01:00 AM EDT on Monday, August 4, 2008

By Michael Janusonis

Journal Arts Writer

Madeline Carroll, 12, is winning critical praise for her role as Molly in Swing Vote, with Kevin Costner.


Disney / Ben Glass

BOSTON Madeline Carroll, who is winning praise from the critics for her first starring role, as Kevin Costner’s determined and wise daughter in Swing Vote, is poised and confident during an early morning interview at a posh hotel. She seems older and wiser than her 12 years.

Her long hair, and an almost floor-length cotton jacket worn over a yellow T-shirt and floor-length granny skirt because of the hotel’s chilly air conditioning, enhance that sense.

But then Madeline gets caught up in trying to make a crystal goblet “sing” by rubbing her finger around its rim and one thinks: Yeah, she really is a kid.

Madeline, who has been appearing in print ads, TV commercials and small movie roles since she was 3, takes great joy when a studio publicist shows her that by holding the base of the goblet, the sound comes more easily.

“Yeah, I can do it!” she says with a gleeful sense of accomplishment as a piercing whine comes from the top of the glass.

Although some have already favorably compared Madeline to young star actresses Abigail Breslin and Dakota Fanning, she comes across as unpretentious and down to earth.

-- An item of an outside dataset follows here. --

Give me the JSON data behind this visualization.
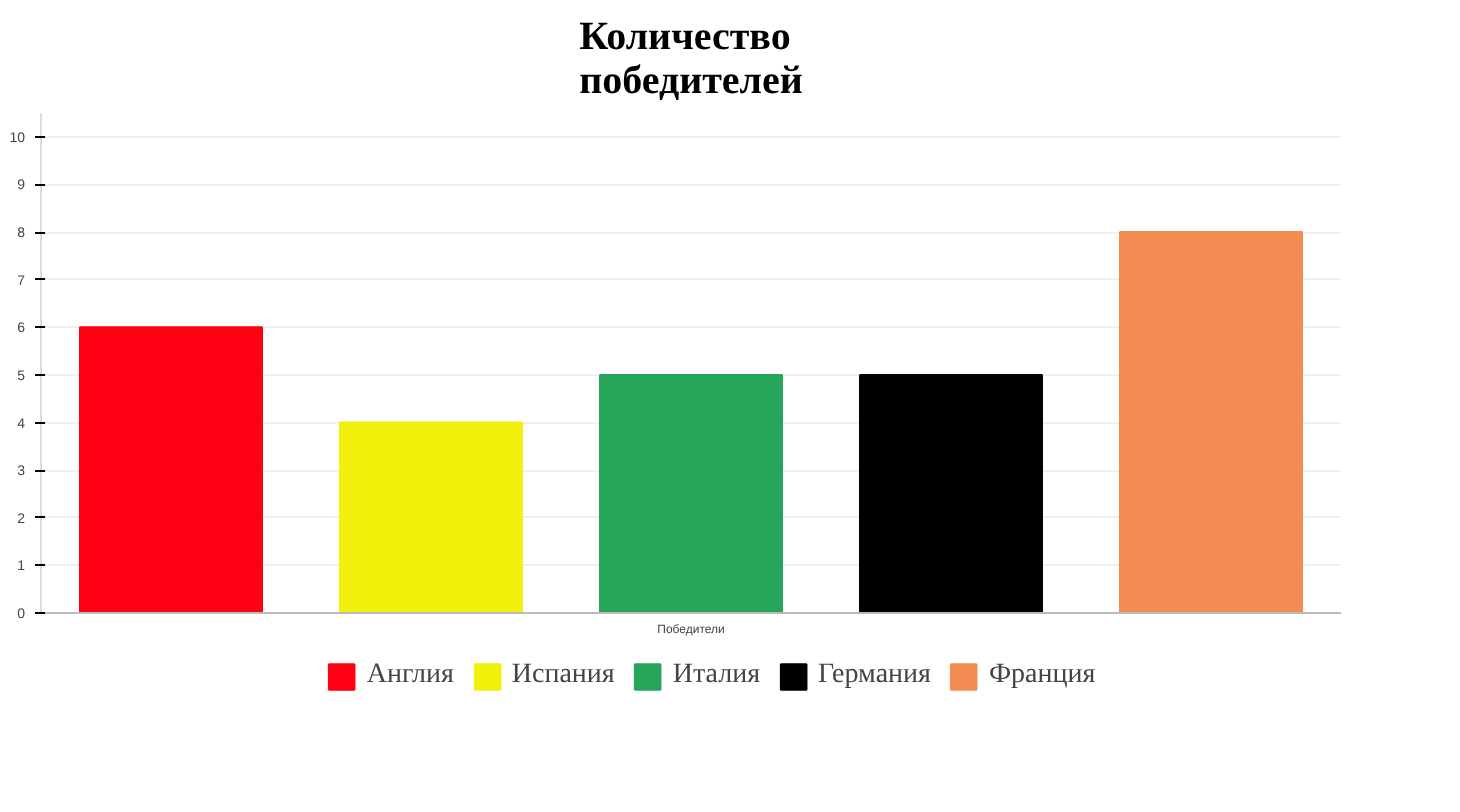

In fact, although there was a tutor for her on the New Mexico set of Swing Vote when production lingered from late last summer into September, she says she attends a public school in suburban Los Angeles and will be in the seventh grade there when school begins in a few weeks.

Her friends, she says, think her working with the likes of Academy Award-winner Costner, Dennis Hopper and Kelsey Grammer in Swing Vote is “cool. They don’t get all jealous. Some people get cranky, but they’re really nice. My friends are awesome.

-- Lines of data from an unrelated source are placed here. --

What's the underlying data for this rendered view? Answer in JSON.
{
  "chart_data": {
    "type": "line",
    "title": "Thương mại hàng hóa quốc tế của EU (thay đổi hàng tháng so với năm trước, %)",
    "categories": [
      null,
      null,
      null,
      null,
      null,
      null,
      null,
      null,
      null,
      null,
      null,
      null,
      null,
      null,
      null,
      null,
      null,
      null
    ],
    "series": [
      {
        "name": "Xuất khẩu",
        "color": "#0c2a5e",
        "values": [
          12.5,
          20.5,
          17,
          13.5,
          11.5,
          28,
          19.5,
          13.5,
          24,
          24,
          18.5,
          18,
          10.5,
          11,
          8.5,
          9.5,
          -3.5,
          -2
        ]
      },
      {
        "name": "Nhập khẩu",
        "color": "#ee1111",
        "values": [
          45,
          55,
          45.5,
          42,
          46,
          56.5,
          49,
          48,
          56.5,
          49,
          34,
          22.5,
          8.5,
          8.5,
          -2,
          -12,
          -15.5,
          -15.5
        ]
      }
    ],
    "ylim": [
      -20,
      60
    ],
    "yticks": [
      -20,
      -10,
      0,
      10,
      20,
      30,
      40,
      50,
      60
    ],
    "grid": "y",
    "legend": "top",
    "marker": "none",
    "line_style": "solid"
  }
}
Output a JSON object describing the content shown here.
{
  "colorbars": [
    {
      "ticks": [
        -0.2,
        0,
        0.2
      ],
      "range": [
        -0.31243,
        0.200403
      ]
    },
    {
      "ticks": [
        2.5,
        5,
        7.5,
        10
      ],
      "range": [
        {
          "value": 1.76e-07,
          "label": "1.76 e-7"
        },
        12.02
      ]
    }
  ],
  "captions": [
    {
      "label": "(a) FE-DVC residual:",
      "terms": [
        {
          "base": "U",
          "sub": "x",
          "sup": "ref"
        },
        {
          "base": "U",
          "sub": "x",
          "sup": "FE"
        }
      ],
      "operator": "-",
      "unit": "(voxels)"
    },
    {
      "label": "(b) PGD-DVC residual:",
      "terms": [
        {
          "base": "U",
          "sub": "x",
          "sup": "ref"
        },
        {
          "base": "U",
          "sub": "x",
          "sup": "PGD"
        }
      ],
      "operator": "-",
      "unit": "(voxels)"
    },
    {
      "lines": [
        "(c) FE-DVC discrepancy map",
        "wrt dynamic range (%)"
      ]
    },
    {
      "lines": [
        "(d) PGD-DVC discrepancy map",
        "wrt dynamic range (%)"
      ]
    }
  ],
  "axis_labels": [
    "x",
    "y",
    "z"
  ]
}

“I guess they like that I do it, but I don’t think they’re into [acting] themselves.”

In Swing Vote, Madeline plays Molly, the savvy and responsible daughter of a slacker father, played by Costner. In a very real sense, she has become the adult in this family, prodding her father to get up and go to work, registering him to vote for the presidential election and then pushing him to meet her at the polling place.

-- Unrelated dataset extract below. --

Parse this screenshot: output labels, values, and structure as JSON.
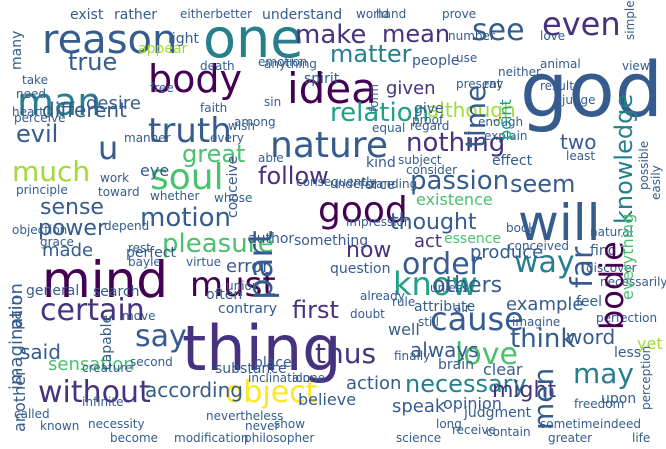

She said Molly’s wise-beyond-her-years life was the result of her “knowing since she was a little girl that she has to take care of her Dad because he has . . . issues.”

Critics have praised a couple of the film’s big emotional scenes, in which Madeline’s eyes well up with tears. “I would think about my family,” she says when asked about how difficult those scenes were to pull off. “My dog passed away just before we started the movie, so that just helped me cry.

“But it’s not about crying, really, but about what’s happening to [Molly]. When I read the script, it made me cry when I had to get into her shoes and understand how she was feeling.”

Madeline is the only girl in her family; she has three brothers, ages 6, 10 and 15, and her 10-year-old brother has done a bit of work in commercials. “But we don’t force him,” she says, sounding a little like the motherly Molly. Her own mother, she says, is a homemaker and her father is a contractor.

Madeline first got in front of a camera when she was 3, appearing in print ads for department stores.

“Then, when I was like 5 and was in a nail shop with my aunt, Wendy Green came along and offered to be my agent.”

Green “discovered” the little girl and before long Madeline was appearing in TV commercials and, eventually, movies.

Although she plays the “parent” in her scenes with Costner in Swing Vote, she says that at home she never tries to boss her own parents around.

“No,” she says with a laugh, “I would get killed.”